La magnitud del desplazamiento
Más allá de la cifra trágica de fallecidos, los datos revelan una crisis habitacional profunda que define la realidad social actual. Rodríguez señaló que persisten 17.907 personas sin vivienda y que un total de 86.794 familias han recibido alguna forma de atención estatal. De este grupo vulnerable, se especifica que 17.266 individuos permanecen alojados en 89 campamentos transitorios.
Infraestructura colapsada
El impacto material sobre la infraestructura urbana es igualmente significativo para comprender la magnitud del desastre. El balance oficial indica que se mantienen afectados 856 edificios, de los cuales 190 han entrado en colapso total.
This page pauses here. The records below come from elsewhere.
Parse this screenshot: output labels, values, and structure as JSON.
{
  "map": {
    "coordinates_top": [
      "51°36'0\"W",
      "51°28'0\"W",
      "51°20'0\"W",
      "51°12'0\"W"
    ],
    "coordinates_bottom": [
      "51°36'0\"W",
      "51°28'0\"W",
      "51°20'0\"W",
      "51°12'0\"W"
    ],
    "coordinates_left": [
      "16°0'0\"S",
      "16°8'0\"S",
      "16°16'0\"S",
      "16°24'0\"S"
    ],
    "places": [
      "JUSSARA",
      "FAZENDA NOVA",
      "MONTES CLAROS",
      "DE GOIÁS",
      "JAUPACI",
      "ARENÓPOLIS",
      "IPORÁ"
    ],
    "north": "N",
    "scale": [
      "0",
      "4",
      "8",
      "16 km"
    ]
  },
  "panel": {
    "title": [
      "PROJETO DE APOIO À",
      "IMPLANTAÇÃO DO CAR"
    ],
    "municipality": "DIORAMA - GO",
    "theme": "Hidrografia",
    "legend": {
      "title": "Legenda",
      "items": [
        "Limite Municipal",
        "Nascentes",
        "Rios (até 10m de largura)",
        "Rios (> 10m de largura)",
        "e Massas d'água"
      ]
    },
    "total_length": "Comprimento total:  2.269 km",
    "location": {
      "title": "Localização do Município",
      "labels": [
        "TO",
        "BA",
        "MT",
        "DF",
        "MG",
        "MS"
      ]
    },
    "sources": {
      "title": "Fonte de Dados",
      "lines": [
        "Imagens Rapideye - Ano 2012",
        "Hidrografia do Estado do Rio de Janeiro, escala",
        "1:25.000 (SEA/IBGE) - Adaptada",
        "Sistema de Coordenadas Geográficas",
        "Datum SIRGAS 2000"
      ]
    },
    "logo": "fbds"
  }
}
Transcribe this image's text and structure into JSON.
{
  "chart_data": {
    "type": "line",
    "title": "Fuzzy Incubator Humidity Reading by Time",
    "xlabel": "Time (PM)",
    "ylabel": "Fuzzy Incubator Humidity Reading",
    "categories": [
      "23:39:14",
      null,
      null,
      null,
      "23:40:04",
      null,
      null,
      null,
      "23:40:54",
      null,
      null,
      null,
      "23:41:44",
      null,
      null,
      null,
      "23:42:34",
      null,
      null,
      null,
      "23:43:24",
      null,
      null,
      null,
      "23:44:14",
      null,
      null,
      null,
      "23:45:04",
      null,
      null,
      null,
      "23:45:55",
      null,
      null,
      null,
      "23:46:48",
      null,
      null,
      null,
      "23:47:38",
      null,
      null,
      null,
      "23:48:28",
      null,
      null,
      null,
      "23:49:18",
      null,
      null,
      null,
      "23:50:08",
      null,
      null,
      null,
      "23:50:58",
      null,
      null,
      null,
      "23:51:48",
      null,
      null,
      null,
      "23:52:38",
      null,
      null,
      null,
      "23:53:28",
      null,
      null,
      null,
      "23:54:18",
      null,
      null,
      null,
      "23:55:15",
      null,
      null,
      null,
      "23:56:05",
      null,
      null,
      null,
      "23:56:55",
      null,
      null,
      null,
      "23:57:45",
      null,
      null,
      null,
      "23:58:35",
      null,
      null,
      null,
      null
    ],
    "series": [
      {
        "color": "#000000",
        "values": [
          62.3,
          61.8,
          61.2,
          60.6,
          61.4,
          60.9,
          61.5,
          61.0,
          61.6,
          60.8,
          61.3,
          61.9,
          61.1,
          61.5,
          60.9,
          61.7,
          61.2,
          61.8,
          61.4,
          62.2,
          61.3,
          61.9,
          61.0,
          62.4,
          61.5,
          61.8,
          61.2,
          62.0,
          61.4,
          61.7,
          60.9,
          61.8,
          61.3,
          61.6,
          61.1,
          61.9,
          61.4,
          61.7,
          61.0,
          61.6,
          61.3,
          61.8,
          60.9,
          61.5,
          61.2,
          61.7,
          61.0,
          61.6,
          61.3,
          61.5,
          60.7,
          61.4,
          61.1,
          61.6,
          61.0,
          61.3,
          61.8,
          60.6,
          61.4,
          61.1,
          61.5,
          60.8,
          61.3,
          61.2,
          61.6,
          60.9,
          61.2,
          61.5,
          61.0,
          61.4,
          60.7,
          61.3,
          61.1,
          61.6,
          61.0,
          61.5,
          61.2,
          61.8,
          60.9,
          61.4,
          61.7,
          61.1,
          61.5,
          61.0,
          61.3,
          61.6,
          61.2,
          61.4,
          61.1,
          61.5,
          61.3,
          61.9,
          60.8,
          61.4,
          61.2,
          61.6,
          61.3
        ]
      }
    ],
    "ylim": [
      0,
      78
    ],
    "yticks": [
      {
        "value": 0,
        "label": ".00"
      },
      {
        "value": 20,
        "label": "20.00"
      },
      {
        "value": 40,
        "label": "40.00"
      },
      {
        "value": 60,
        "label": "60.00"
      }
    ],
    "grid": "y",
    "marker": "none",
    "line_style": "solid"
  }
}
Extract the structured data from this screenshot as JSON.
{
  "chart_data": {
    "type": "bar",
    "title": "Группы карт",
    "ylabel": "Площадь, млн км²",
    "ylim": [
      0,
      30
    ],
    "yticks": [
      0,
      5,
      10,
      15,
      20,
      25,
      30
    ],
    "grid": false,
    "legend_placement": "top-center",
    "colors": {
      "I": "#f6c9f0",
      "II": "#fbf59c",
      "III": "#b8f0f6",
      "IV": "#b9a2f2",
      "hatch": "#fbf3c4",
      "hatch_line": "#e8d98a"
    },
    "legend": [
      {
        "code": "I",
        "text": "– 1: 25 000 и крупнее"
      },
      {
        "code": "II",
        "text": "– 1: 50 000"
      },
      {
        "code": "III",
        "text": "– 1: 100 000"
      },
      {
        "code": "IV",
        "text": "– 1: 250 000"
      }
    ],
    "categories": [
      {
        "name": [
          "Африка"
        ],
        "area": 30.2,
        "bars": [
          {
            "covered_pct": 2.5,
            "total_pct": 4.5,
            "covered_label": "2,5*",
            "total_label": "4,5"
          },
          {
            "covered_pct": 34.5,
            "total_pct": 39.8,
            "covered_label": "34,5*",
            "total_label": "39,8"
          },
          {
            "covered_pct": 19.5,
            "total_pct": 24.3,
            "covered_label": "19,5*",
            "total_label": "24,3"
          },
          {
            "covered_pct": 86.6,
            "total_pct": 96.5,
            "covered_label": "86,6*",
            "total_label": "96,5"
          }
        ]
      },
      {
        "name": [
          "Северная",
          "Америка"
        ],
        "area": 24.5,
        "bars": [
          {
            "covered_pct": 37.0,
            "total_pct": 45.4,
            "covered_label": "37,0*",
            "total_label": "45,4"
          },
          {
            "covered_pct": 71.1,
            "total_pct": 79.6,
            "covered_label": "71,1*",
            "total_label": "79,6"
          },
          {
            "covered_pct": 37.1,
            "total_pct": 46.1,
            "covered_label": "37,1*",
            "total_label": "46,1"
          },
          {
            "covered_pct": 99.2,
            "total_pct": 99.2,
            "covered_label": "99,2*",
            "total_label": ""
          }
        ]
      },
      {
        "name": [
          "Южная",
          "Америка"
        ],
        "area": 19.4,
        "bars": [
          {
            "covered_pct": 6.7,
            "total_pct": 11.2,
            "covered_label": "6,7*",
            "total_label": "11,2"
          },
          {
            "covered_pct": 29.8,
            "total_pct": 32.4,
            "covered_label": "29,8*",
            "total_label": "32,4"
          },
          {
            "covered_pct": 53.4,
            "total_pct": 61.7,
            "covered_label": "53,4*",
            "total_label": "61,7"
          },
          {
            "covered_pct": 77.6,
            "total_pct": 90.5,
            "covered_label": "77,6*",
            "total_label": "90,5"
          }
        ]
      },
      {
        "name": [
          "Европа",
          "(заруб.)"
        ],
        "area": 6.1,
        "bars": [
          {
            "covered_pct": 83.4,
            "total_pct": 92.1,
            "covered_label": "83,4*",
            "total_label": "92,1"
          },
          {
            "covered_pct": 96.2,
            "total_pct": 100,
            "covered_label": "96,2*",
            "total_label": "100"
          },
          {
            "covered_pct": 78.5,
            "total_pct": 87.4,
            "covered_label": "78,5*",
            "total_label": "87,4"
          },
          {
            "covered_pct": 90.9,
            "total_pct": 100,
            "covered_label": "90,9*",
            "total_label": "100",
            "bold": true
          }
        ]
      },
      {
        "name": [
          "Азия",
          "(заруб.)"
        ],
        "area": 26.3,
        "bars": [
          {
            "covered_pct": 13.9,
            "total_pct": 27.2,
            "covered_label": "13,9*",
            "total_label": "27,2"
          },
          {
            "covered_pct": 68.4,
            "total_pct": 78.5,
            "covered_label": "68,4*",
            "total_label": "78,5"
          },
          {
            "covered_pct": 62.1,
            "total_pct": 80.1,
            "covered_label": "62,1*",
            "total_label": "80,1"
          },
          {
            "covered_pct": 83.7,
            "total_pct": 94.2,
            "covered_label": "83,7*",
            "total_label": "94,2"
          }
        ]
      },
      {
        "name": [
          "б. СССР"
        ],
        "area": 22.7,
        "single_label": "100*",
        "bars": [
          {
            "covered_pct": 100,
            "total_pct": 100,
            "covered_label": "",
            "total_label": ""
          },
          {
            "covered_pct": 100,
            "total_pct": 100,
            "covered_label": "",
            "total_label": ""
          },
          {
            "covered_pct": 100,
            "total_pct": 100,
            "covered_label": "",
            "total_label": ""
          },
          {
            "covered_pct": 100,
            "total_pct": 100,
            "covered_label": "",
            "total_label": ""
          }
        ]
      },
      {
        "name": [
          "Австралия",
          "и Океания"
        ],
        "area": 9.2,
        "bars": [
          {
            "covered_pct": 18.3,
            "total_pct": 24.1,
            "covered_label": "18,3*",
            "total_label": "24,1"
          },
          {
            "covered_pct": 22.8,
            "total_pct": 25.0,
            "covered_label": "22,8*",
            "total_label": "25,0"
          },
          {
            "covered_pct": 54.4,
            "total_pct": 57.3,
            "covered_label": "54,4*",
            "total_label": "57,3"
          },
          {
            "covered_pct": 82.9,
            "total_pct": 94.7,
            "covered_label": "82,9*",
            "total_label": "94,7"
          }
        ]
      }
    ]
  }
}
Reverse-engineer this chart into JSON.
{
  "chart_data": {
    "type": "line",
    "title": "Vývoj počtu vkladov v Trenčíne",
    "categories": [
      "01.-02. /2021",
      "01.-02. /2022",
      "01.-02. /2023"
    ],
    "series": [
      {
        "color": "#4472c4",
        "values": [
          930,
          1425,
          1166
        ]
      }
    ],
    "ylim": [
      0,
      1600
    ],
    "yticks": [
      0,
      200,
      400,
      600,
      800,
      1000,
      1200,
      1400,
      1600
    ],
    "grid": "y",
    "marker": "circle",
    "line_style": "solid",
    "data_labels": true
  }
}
Esta realidad física subyace a las cifras demográficas y explica la necesidad constante de recursos logísticos.
Respuesta logística y réplicas
La respuesta institucional incluye el despliegue de 30.076 efectivos militares y de seguridad, junto con 29.843 voluntarios registrados. Hasta ahora se han distribuido 9.766 toneladas de alimentos y 13,9 millones de litros de agua. No obstante, la actividad sísmica continúa: desde el 24 de junio se han registrado 1.171 réplicas. La más reciente, de magnitud 3,9 sacudió zonas del norte este viernes, provocando evacuaciones preventivas en sectores como La Candelaria y Chacao.